Jian-Sheng GongDagger §, Mariko Kobayashi, Hideki HayashiDagger , Kun ZouDagger , Naoya SawamuraDagger ||, Shinobu C. Fujita, Katsuhiko YanagisawaDagger , and Makoto MichikawaDagger **

From the Dagger  Department of Dementia Research, National Institute for Longevity Sciences, 36-3 Gengo, Morioka, Obu, Aichi 474-8522, Japan, the § Organization for Pharmaceutical Safety and Research of Japan, Tokyo 100-0013, Japan,  Mitsubishi Kagaku Institute of Life Sciences, 11 Minamiooya, Machida, Tokyo 194-8511, Japan, and || Japan Society for the Promotion of Science (JSPS), Tokyo 102-8471, Japan

We have reported previously (Michikawa, M., Fan, Q.-W., Isobe, I., and Yanagisawa, K. (2000) J. Neurochem. 74, 1008-1016) that exogenously added recombinant human apolipoprotein E (apoE) promotes cholesterol release in an isoform-dependent manner. However, the molecular mechanism underlying this isoform-dependent promotion of cholesterol release remains undetermined. In this study, we demonstrate that the cholesterol release is mediated by endogenously synthesized and secreted apoE isoforms and clarify the mechanism underlying this apoE isoform-dependent cholesterol release using cultured astrocytes prepared from human apoE3 and apoE4 knock-in mice. Cholesterol and phospholipids were released into the culture media, resulting in the generation of two types of high density lipoprotein (HDL)-like particles; one was associated with apoE and the other with apoJ. The amount of cholesterol released into the culture media from the apoE3-expressing astrocytes was ~2.5-fold greater than that from apoE4-expressing astrocytes. In contrast, the amount of apoE3 released in association with the HDL-like particles was similar to that of apoE4, and the sizes of the HDL-like particles released from apoE3- and apoE4-expressing astrocytes were similar. The molar ratios of cholesterol to apoE in the HDL fraction of the culture media of apoE3- and apoE4-expressing astrocytes were 250 ± 6.0 and 119 ± 5.1, respectively. These data indicate that apoE3 has an ability to generate similarly sized lipid particles with less number of apoE molecules than apoE4, suggesting that apoE3-expressing astrocytes can supply more cholesterol to neurons than apoE4-expressing astrocytes. These findings provide a new insight into the issue concerning the putative alteration of apoE-related cholesterol metabolism in Alzheimer's disease.

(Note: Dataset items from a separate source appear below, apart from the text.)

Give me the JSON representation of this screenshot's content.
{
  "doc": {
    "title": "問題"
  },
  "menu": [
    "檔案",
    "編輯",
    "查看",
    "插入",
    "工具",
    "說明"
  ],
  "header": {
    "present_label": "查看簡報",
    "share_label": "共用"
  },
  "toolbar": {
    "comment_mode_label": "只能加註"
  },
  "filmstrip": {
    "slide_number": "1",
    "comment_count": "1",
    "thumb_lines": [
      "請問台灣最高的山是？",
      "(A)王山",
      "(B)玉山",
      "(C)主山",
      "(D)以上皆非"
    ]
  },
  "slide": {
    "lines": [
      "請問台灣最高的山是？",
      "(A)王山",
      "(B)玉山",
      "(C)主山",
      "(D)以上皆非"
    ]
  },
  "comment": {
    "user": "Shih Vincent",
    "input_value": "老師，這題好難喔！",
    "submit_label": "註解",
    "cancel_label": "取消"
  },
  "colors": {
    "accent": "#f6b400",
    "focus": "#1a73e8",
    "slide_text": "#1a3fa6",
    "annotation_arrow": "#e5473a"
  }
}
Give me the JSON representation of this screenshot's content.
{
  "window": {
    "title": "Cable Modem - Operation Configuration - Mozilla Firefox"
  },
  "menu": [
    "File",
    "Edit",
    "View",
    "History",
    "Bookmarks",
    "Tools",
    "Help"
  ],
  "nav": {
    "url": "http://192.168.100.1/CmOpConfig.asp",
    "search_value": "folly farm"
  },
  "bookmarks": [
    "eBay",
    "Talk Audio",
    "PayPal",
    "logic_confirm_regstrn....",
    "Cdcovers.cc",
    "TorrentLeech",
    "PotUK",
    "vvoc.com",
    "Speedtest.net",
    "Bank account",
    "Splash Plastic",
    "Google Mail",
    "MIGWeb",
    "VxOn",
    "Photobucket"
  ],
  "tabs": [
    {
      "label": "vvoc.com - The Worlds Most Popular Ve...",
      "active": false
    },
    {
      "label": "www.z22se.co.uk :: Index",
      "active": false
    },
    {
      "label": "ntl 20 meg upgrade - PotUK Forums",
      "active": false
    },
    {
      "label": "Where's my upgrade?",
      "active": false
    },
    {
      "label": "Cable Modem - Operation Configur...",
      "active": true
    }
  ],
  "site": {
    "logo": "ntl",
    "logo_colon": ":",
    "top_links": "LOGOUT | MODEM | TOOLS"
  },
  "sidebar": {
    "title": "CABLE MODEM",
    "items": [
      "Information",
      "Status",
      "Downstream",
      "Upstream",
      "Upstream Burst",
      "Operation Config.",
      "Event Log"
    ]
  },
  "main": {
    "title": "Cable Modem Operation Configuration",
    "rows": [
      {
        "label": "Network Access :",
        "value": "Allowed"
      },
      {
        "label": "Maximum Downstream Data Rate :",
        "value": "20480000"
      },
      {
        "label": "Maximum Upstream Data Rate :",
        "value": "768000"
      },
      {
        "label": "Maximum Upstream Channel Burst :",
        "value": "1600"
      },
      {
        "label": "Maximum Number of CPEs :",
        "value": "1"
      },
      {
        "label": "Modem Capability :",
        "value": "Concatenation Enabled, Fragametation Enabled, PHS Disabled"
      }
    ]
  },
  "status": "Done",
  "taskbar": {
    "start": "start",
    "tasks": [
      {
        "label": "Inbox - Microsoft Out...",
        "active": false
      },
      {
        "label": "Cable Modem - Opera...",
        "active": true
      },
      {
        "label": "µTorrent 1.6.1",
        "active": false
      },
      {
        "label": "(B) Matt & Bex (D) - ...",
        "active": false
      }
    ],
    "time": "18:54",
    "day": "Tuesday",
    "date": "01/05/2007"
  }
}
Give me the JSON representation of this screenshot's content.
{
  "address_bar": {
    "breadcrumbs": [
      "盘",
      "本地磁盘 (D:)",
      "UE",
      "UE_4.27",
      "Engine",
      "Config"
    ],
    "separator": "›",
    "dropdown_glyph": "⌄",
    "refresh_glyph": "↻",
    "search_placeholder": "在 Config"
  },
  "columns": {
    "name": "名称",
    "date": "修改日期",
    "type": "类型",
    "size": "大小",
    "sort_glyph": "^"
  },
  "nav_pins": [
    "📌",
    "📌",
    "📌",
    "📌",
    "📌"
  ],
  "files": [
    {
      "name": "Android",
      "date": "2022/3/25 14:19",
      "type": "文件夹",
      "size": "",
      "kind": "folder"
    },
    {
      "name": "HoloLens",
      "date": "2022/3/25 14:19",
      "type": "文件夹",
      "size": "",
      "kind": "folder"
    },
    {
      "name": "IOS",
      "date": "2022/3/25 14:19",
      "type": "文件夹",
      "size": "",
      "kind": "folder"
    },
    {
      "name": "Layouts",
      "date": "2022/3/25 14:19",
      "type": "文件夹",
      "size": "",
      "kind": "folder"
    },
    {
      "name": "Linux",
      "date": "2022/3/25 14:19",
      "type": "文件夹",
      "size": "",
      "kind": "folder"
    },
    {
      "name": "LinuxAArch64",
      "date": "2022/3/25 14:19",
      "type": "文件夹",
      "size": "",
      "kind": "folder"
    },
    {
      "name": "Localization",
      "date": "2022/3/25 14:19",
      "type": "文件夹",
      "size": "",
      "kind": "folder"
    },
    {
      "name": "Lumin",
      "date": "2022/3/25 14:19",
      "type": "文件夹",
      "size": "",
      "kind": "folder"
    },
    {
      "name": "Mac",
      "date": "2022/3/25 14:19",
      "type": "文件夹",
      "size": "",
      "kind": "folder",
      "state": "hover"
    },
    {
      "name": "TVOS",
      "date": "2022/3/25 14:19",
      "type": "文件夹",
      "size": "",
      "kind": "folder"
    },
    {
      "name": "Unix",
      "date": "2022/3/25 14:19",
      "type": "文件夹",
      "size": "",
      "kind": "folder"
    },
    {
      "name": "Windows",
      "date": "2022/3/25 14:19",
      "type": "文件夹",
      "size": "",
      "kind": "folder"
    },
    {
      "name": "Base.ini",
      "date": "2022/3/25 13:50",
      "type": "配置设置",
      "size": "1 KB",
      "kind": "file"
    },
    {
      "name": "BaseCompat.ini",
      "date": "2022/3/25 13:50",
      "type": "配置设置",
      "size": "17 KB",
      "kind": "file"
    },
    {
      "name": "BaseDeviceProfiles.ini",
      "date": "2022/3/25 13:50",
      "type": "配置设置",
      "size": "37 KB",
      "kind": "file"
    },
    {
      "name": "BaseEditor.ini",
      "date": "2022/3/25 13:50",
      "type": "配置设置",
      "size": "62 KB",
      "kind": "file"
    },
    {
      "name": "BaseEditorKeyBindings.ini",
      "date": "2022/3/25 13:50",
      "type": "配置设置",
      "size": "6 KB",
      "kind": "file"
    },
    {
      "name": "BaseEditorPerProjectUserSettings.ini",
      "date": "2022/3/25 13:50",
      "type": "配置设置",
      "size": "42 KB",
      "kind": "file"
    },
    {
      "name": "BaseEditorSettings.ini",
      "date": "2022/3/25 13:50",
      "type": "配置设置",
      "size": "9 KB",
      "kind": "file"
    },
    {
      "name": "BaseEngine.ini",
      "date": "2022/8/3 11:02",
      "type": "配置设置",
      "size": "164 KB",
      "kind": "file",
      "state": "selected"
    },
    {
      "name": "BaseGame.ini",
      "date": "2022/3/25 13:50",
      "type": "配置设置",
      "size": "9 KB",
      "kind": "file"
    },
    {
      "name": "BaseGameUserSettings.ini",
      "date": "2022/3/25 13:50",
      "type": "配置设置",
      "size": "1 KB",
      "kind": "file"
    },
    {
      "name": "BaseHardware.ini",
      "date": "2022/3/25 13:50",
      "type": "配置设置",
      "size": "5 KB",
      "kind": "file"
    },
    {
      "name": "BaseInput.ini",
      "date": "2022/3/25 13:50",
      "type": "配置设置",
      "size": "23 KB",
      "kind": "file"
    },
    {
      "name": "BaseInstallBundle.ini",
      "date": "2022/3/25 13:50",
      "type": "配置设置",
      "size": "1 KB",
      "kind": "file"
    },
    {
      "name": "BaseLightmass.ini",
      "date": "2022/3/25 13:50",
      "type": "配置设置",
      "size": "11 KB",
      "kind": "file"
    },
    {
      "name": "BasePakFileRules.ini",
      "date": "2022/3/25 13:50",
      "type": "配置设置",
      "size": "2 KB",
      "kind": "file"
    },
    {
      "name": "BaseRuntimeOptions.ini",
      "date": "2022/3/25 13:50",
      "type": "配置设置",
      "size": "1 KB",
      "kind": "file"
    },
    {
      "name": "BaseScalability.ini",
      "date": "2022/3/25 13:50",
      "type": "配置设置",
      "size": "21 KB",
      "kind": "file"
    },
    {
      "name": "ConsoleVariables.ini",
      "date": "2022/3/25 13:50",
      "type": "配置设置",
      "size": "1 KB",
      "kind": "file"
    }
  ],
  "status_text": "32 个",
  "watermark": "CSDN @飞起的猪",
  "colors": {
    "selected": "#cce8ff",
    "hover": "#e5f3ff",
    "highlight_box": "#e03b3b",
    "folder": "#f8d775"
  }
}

* This work was supported by a Research Grant for Longevity Sciences 8A-1, the Program for Promotion of Fundamental Studies in Health Sciences of the Organization for Pharmaceutical Safety and Research, and Research on Brain Science from the Ministry of Health and Welfare, CREST, Japan.The costs of publication of this article were defrayed in part by the payment of page charges. The article must therefore be hereby marked "advertisement" in accordance with 18 U.S.C. Section 1734 solely to indicate this fact.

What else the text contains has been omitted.